BookmarkSubscribeRSS Feed
Ronein
Meteorite | Level 14

Hello

Let's say that I have a data set with 3 columns: rank,min,max(Note- this table was created by proc rank)

I wanted to calculated percentiles 1,2,3,4,5,6,7,8,9,10,11,12,13,14,15,16,17,18,19,20,21,22,23,24,25

But in the output i didn't get all the percentiles I have asked.

My question;

What is the way to add rows of percentiles that doesn't exist and  they will get values of columns Min,MAX from the upper row.

For example:

There is no row for P6  so we will add row with P6 and it  will get value of min and max from row P5  

There is no row fro P19 till P24 so we will add these rows and min,max values will come from row P18 

 

What is the way to add the missing rows?

 

 


Data have;
infile datalines dlm=',';
input rank min max;
cards;
0, 0,800
1,1000,1901
2,2000,2425
3,2500,3000
4,3001,4000
5,4015,4935
7,5000,5000
9,5001,6000
10,6001,6480
13,6500,6500
16,6501,6934
17,7000,7200
18,7244,7400
25,7500,7500
;
Run;



Data want;
infile datalines dlm=',';
input rank min max;
cards;
0, 0,800
1,1000,1901
2,2000,2425
3,2500,3000
4,3001,4000
5,4015,4935
6,4015,4935
7,5000,5000
8,5000,5000
9,5001,6000
10,6001,6480
11,6001,6480
12,6001,6480
13,6500,6500
14,6500,6500
15,6500,6500
16,6501,6934
17,7000,7200
18,7244,7400
19,7244,7400
20,7244,7400
21,7244,7400
22,7244,7400
23,7244,7400
24,7244,7400
25,7500,7500
;
Run;  

 

9 REPLIES 9
sbxkoenk
SAS Super FREQ

Not sure why you haven't got all percentiles you have asked for ... but here's a way that is waterproof.
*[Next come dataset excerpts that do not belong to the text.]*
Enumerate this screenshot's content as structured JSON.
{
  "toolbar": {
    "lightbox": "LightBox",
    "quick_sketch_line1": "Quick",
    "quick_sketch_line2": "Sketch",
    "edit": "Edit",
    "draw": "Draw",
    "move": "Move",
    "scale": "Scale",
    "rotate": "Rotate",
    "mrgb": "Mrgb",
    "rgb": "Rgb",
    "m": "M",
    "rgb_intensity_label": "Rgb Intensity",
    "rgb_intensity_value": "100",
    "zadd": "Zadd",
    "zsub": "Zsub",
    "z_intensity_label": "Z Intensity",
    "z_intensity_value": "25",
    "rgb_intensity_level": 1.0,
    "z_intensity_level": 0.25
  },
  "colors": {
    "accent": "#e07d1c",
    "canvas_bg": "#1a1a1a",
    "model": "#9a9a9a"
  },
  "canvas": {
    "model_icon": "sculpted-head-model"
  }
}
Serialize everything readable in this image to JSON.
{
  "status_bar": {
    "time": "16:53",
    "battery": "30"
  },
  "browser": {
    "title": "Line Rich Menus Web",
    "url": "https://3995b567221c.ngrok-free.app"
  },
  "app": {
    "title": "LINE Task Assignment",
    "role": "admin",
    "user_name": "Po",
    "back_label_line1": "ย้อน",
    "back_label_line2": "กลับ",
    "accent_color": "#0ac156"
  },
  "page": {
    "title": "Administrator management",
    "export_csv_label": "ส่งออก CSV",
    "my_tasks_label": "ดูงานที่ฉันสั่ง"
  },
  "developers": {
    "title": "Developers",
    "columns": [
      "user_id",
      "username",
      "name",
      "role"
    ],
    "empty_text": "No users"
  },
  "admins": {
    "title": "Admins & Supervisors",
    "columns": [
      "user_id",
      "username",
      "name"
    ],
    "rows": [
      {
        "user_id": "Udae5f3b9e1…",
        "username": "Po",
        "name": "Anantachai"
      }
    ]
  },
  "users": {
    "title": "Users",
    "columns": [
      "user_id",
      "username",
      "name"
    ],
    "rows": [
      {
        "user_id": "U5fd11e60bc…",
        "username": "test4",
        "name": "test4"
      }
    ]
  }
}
proc univariate data=sashelp.cars noprint;
var mpg_city mpg_highway;
output out=UniWidePctls 
       pctlpre=CityP_ HwyP_ 
       pctlpts=1,2,3,4,5,6,7,8,9,10,11,12,13,14,15,16,17,18,19,20,21,22,23,24,25; 
run; 

proc print data=UniWidePctls noobs; run;
/* end of program */

See :
Output percentiles of multiple variables in a tabular format
By Rick Wicklin on The DO Loop October 23, 2013
https://blogs.sas.com/content/iml/2013/10/23/percentiles-in-a-tabular-format.html

for even more ways to achieve the same.

 

BR, Koen

Ronein
Meteorite | Level 14
Thank you,
However the question was how to add the missing rows and get values from upper row
sbxkoenk
SAS Super FREQ

Hello ,

 

  1. Merge (join) with a dataset that contains all the rows (percentiles) you want. This way you will have the gaps to be filled.
  2. Then look for the numerous topics in these communities that discuss "Last Value Carry Forward" (LVCF), "Last Value Carried Forward" (LVCF), "Last Observation Carried Forward" (LOCF) and "Forward Filling" ... these are all synonyms for the same operation. I always use PROX EXPAND (SAS/ETS) with STEP interpolation for this forward filling if vars are numeric ... and don't forget the extrapolate option.

Koen

PaigeMiller
Diamond | Level 26

@Ronein wrote:
Thank you,
However the question was how to add the missing rows and get values from upper row

So let's see, you have recently posted three different threads on subjects related to coding percentiles. And it feels as if no progress has been made. How about you take a different approach? How about, instead of focusing on how to write specific pieces of code, you go ahead and describe the big problem you are trying to solve.

 

For example:

 

I want to do an analysis/table/chart/graph/report (pick the appropriate one) that performs the task of ____________________ leading to the desired end analysis/table/chart/graph/report. 

 

Note how coding is not yet mentioned. Note how this is a more wholistic description of your problem. If you had provided this (and ideally sample data), instead of getting bogged down in certain specific coding issues (which is where we are now), the people here could go ahead and think up a good way to get to the desired results, and show you example code that gets you there (and that works). But we don't really know where you want to end up, and so we can't get you there.

 

Please read up on the XY Problem and X-Y problem. Please approach asking questions in a more wholistic way, and less in a way asking about specific pieces of code. (Or at the very least, describe the big picture in a wholistic way and show us the code you are having trouble with)

--
Paige Miller
mkeintz
PROC Star

@PaigeMiller wrote:


So let's see, you have recently posted three different threads on subjects related to coding percentiles. And it feels as if no progress has been made. How about you take a different approach? How about, instead of focusing on how to write specific pieces of code, you go ahead and describe the big problem you are trying to solve.

and

If you had provided this (and ideally sample data), instead of getting bogged down in certain specific coding issues (which is where we are now), the people here could go ahead and think up a good way to get to the desired results, and show you example code that gets you there (and that works). But we don't really know where you want to end up, and so we can't get you there.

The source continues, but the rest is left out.